Mais même lorsque tout se déroule comme prévu, les centrales nucléaires produisent toujours des déchets nucléaires hautement radioactifs pour lesquels il n’existe aucune solution. Le stockage temporaire est progressivement saturé et il n’existe toujours aucun plan de stockage définitif, qui permettrait l’enfouissement sécurisé des déchets nucléaires pendant des centaines de milliers d’années. En attendant, le coût du démantèlement et du stockage est estimé à 40 milliards d’euros, un coût qui est rarement inclus dans l’estimation du coût de l’énergie nucléaire.

Tournons la page !

Le nucléaire est marginal, coûteux, risqué et va de pair avec un problème de déchets radioactifs non résolu.
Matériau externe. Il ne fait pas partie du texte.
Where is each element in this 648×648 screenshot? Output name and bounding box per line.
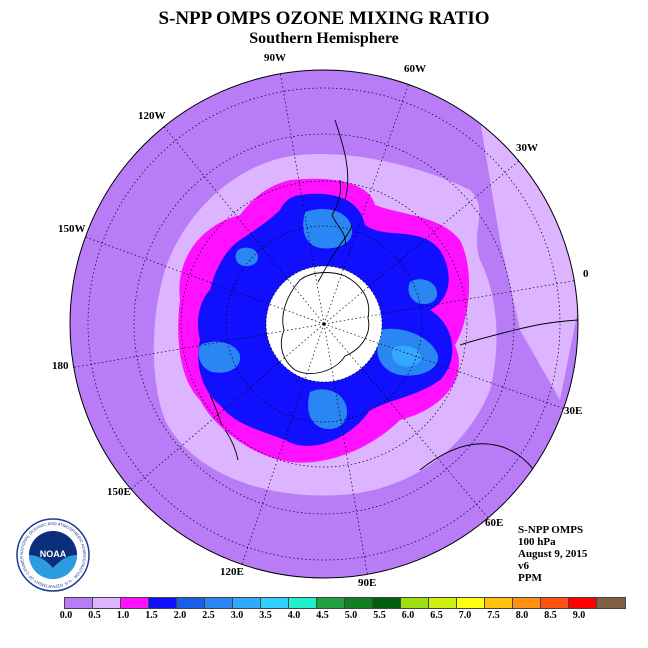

Il y a 60 ans, lorsqu’on a commencé à utiliser cette source d’énergie problématique, il n’y a jamais eu de débat parlementaire (et encore moins public). Mais il y a bien eu un débat pour y mettre fin, et depuis 2003, nous avons une loi qui fixe la sortie du nucléaire pour 2025. Aujourd’hui, nous sommes à un cheveu près de sa réalisation. Le temps où l’on soulevait inlassablement des doutes est terminé. Il est maintenant temps d’aller de l’avant, de fermer toutes les centrales nucléaires et d’ouvrir la voie à un système énergétique flexible, intelligent et renouvelable.